REPUBLIKA.CO.ID, JAKARTA -- Khitan atau sunat bagi perempuan masih menjadi perdebatan di Indonesia. Ada yang mengatakan wajib, ada juga yang mengatakan sunah.
Bahkan ada sejumlah negara yang melakukan pelarangan terhadap sunat perempuan. Tak heran jika banyak anak perempuan yang akhirnya disunat, juga ada banyak yang tidak disunat.
Dokter Spesialis Kandungan dan Kebidanan, dr. Valleria, SpOG menjelaskan menurut WHO, ada beberapa istilah mengenai khitan perempuan. Pertama female circumcision, yaitu istilah umum yang mencakup eksisi suatu bagian genitalia eksternal wanita. Kedua, pharaonic circumcision dan Sunna circumcision.
Pharaonic circumcision adalah sejenis sirkumsisi wanita yang terdiri dari dua prosedur yaitu bentuk yang radikal dan bentuk yang dimodifikasi. Pada bentuk radikal, klitoris, labia minora, dan labia majora diangkat dan jaringan yang tersisa dirapatkan dengan jepitan atau jahitan.
Pada bentuk yang dimodifikasi, preputium dan glans clitoris serta labia minora di dekatnya dibuang. Sunna circumcision adalah suatu bentuk sirkumsisi wanita. Pada bentuk ini, preputium klitoris dibuang.
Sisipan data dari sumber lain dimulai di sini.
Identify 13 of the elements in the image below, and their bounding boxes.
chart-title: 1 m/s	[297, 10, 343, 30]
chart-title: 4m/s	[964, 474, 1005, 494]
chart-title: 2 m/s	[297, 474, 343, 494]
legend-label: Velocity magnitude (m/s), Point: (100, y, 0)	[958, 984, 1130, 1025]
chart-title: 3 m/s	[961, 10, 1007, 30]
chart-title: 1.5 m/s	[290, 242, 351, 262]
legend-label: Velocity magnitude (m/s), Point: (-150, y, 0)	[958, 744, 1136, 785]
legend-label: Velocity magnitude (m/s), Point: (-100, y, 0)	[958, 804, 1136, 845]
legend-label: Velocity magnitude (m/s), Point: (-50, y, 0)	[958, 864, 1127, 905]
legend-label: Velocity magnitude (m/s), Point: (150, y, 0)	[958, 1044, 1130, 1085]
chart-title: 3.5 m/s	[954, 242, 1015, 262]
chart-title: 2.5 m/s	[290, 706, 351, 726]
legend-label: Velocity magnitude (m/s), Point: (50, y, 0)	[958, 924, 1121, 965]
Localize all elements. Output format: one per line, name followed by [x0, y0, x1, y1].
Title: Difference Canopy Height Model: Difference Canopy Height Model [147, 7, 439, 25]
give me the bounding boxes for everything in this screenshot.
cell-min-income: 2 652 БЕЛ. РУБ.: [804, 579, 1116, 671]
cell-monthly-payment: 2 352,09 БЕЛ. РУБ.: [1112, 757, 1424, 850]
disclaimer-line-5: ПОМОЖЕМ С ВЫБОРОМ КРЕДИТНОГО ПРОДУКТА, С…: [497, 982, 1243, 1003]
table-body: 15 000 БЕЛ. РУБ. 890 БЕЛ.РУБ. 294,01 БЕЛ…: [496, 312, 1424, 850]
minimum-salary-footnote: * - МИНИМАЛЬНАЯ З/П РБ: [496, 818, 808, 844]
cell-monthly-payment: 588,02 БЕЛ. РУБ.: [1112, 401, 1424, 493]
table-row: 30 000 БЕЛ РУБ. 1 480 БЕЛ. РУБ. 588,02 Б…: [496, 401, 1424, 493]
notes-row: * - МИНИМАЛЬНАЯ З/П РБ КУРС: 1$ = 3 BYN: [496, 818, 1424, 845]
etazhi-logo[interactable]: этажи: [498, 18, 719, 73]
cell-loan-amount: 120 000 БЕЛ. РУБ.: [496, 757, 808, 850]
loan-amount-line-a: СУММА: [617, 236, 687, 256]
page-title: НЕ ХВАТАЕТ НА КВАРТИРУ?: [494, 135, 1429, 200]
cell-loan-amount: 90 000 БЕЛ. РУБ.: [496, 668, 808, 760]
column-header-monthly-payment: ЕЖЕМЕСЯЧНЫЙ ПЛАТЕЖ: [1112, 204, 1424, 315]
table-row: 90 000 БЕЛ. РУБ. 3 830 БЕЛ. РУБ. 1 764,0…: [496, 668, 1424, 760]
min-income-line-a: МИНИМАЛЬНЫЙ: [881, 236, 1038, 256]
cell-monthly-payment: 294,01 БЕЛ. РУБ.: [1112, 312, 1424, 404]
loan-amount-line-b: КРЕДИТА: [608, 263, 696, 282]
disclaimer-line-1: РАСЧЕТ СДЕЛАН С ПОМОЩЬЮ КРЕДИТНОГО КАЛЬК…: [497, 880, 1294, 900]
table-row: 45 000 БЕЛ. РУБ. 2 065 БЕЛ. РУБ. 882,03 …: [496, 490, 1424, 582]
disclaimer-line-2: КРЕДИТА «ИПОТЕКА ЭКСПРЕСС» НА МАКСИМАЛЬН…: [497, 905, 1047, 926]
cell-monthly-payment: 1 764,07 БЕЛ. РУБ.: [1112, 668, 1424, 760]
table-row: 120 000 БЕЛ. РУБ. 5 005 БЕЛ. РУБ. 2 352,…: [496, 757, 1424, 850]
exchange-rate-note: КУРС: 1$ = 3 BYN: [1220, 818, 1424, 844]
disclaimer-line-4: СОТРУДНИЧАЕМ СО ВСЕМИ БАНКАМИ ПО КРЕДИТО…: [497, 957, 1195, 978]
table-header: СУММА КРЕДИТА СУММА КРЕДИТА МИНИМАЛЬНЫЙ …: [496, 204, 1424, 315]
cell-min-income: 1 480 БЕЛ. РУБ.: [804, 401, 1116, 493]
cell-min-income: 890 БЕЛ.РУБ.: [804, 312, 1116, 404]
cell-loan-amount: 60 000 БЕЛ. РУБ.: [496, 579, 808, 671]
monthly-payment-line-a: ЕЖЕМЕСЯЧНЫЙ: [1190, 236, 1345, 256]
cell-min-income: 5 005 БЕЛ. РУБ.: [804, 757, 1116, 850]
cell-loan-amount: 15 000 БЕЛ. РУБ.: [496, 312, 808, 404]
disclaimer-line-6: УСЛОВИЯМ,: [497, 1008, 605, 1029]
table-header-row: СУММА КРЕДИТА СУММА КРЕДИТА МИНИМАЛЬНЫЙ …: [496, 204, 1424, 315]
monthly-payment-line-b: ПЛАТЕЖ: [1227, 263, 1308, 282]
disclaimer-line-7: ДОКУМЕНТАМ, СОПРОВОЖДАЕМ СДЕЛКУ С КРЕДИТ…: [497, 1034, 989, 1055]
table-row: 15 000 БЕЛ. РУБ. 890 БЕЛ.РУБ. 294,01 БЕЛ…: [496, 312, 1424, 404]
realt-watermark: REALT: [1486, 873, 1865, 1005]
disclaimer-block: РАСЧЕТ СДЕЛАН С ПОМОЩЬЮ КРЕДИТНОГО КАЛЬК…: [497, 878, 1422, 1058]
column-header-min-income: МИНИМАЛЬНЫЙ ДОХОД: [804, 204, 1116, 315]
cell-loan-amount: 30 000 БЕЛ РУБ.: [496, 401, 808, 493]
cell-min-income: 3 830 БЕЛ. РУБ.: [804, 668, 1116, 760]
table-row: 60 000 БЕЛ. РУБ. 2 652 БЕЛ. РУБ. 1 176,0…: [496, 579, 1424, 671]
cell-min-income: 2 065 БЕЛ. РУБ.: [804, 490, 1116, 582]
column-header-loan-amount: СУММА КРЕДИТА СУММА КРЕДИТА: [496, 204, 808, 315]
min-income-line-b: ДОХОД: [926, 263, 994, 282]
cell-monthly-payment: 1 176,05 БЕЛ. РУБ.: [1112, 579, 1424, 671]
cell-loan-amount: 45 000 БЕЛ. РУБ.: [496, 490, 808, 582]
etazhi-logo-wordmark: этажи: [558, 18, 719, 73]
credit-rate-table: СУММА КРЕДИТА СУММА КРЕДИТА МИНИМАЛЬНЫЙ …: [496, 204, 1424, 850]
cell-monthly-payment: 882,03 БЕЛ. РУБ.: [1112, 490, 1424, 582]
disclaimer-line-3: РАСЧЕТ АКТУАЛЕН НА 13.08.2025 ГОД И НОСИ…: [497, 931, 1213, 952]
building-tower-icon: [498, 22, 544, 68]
Ada lagi Female Genital Cutting (FGC) atau Female Genital Mutilation (FGM). Menurut WHO, definisi FGM meliputi seluruh prosedur yang menghilangkan secara total atau sebagian dari organ genitalia eksterna atau melukai pada organ kelamin wanita karena alasan non-medis.
WHO mengklasifikasikan FGM menjadi empat tipe. Pertama, klitoridektomi, yaitu pengangkatan sebagian atau seluruh klitoris, termasuk juga pengangakatan hanya pada preputium klitoris (lipatan kulit di sekitar klitoris). Kedua, eksisi yaitu pengangkatan sebagian atau seluruh klitoris dan labia minora, dengan atau tanpa eksisi dari labia majora.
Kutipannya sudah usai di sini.